Erdal Güven

Tarih: 07.06.2025 11:42

İnkar kalesi yıkılmaz

Facebook Twitter Linked-in

Şimdi bu adam ne saçmalıyor diyebilirsiniz ama inanın ben de CHP’nin çakma Goebbels’inin kurbanıyım. 

Özgür Özel’in adı, CHP’nin başına geçtiğinden bu yana “değişim”le birlikte anıldı. Oysa bugün karşımızda duran tablo, değişim değil, tam anlamıyla inkâr rejimi. İstanbul Büyükşehir Belediye Başkanı ve yakın kadrosunun tutuklandığı bu skandal karşısında Özel’in verdiği tepkiler yalnızca yetersiz değil; aynı zamanda tehlikeli.

“Bize kumpas kuruldu.”

“Bu arkadaşlar suç işlemiş olamaz.”

“Bir yanlışlık vardır.”

Peki, sormazlar mı: Nereden biliyorsun Sayın Özel? Mahkeme misin sen? Yoksa bu partinin içine dönük bir özeleştiri mekanizmasını çalıştırmaktan bu kadar mı acizsin?

İnkâr, siyasal liderliğin en sinsi düşmanıdır. Freud’un ve Klein’ın yazdıkları raflarda tozlanırken, Türkiye’deki muhalefet bu kavramların canlı örneklerini sergiliyor. Özgür Özel’in durumu da tam olarak bu: Gerçeği görmemek için her tür savunmayı devreye sokmak, partiyi steril bir hayal dünyasında yaşatmak. Kırılgan bir çocuk gibi davranmak, ama koca bir partiyi yönetmeye kalkışmak.

Tamam, anlıyorum çok basit bir gerçek “inkâr kalesi yıkılmaz” derler ama: İnkâr öyle basit bir şey değil; kolektif bilinçdışını zehirleyen bir salgın. Bugün çakma Goebbels nedeniyle CHP’nin yaşadığı şey de tam olarak bu: Liderin inkârı, seçmenin algısını felç ediyor. Gerçeği görenler “hain” yaftasını yiyor, parti içindeki klikler ise bu inkâr zemininde rahatça at oynatıyor.

Bir parti lideri düşünün: En yakınındaki belediye başkanı suçla anılıyor ama o hâlâ “arkasında duruyorum” diyerek meseleyi kişiselleştiriyor.
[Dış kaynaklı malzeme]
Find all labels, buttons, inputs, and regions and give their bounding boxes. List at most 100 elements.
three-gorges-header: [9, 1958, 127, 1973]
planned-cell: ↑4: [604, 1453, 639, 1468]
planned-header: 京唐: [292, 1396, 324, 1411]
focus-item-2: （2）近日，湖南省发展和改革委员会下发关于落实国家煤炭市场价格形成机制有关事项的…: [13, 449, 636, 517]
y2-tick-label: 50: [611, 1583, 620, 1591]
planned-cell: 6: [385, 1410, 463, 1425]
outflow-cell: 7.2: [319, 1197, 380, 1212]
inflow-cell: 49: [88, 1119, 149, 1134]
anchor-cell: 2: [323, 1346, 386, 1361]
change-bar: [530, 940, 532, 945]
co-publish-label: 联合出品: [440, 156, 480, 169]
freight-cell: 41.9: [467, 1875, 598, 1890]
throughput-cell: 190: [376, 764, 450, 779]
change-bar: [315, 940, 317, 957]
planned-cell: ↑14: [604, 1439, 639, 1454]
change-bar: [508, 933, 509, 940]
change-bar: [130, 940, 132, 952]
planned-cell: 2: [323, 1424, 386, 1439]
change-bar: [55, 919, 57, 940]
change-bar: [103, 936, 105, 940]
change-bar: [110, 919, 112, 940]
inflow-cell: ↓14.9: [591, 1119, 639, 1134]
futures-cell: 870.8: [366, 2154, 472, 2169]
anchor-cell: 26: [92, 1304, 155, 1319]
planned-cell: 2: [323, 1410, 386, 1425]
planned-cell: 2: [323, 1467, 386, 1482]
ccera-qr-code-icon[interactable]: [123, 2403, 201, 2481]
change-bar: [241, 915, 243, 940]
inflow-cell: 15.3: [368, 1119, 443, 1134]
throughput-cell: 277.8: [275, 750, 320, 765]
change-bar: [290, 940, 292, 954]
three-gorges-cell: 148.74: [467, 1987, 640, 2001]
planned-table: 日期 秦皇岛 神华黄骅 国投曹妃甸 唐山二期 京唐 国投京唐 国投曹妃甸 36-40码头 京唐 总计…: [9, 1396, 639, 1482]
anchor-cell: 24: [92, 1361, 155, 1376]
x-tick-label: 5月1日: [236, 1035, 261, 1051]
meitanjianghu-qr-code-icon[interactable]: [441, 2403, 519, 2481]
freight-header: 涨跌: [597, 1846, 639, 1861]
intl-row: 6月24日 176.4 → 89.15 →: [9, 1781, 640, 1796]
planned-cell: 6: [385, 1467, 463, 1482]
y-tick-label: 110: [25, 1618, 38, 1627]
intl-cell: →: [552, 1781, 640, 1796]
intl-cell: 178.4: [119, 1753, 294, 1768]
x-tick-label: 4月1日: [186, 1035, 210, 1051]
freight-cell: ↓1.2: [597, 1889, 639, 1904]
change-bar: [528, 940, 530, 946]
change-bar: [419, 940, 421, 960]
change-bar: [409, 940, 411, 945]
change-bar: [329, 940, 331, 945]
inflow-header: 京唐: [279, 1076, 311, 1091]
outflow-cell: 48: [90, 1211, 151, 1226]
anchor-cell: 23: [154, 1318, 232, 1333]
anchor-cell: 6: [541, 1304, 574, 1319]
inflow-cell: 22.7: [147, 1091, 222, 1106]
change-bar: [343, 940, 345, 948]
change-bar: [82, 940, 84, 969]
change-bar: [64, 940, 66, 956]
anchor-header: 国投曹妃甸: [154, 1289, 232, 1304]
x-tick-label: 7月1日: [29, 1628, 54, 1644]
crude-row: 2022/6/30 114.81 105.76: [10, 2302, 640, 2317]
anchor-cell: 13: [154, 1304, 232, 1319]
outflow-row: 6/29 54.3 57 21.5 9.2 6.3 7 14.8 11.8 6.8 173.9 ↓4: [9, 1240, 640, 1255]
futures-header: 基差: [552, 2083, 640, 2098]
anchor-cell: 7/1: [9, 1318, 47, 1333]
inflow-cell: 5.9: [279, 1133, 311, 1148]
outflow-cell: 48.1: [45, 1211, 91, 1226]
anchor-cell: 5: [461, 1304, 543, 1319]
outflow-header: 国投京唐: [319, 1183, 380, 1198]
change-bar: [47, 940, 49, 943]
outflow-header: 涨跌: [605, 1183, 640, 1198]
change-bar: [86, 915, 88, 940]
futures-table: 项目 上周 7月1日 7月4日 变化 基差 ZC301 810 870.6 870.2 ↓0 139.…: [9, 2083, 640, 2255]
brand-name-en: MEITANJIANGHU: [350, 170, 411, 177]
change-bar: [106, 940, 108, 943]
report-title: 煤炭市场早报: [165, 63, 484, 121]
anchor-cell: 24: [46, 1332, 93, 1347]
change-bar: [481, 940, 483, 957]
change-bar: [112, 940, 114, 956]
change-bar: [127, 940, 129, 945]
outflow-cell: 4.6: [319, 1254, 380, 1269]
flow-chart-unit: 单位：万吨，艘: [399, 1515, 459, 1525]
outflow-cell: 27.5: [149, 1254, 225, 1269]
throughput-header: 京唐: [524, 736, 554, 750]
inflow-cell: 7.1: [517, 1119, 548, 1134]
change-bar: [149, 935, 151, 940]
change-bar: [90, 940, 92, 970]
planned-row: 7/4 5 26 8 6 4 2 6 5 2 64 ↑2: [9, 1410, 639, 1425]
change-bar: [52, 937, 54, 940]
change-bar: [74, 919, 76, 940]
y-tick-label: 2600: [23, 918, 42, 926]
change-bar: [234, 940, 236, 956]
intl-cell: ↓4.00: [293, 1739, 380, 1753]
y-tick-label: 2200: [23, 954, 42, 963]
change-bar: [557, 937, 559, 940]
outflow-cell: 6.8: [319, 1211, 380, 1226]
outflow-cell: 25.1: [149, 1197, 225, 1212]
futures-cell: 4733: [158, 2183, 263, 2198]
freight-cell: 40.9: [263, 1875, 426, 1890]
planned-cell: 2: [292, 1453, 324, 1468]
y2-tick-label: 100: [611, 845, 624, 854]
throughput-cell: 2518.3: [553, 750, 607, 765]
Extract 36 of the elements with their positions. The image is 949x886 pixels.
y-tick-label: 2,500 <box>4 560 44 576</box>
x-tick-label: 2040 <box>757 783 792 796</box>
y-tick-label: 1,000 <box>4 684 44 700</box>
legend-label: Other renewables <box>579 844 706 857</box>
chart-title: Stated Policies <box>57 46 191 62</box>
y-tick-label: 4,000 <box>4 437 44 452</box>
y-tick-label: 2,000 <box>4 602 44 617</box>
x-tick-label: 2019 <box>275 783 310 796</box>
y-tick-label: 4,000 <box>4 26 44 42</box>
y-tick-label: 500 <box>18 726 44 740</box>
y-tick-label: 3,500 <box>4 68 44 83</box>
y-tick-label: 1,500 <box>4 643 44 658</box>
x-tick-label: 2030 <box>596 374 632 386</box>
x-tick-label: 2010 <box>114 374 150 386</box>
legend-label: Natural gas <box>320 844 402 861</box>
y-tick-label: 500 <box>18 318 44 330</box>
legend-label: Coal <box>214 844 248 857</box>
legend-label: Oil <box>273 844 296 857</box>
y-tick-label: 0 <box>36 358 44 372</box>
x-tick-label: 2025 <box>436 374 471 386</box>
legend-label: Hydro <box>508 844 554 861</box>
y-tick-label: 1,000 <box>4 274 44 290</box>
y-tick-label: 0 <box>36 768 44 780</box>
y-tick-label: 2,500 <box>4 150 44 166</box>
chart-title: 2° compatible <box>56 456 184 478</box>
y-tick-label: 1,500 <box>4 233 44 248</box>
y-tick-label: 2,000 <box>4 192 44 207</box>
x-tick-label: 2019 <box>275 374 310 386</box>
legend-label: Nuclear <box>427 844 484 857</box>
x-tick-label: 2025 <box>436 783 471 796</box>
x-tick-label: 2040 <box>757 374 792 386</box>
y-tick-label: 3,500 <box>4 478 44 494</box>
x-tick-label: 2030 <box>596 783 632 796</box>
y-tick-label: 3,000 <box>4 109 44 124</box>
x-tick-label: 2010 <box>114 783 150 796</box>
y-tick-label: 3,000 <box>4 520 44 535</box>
Hukuku savunmuyor, dostlarını savunuyor. Sanki parti değil, bir arkadaşlık kulübü yönetiyor. Bu mudur kurumsallık?

Şimdi buradan soralım:

Kılıçdaroğlu döneminde her türlü pasifliğe veryansın eden “değişimciler”, bugün bu inkâr tablosunun neresindeler? Bu sessizlik, bu kabullenmişlik, bu “mış gibi” yapmalar neyin nesi?

Özgür Özel, Türkiye siyasetinde bir kırılma yaratmak için geldi. Oysa bugün yaptığı şey, CHP’yi “gerçeklikten kaçış partisi”ne dönüştürmekten başka bir şey değil. Çünkü gerçekliği kabul etmek, yalnızca partiyi değil, kendi liderliğini de sorgulamayı gerektirir. Ve belli ki buna cesareti yok.

Gerçekle yüzleşmeyen bir lider, yalnızca bugünü değil, geleceği de çürütür. CHP’nin bugünkü durumu, işte tam da bu çürümenin semptomudur. Ne iddiası kaldı partinin, ne de vicdanı. Sadece bir grup yöneticinin, çıkar ilişkileri ve eski dostlukları uğruna sergilediği inkâr tiyatrosu.

Ve bu tiyatronun perdesi er ya da geç kapanacak. O zaman Özgür Özel’e de, onu destekleyenlere de bir tek soru kalacak:

Yargı kararlarını red ederek inkar politikalarınız nedeniyle arkanızda bıraktığınız bu Parti enkazını kim temizleyecek.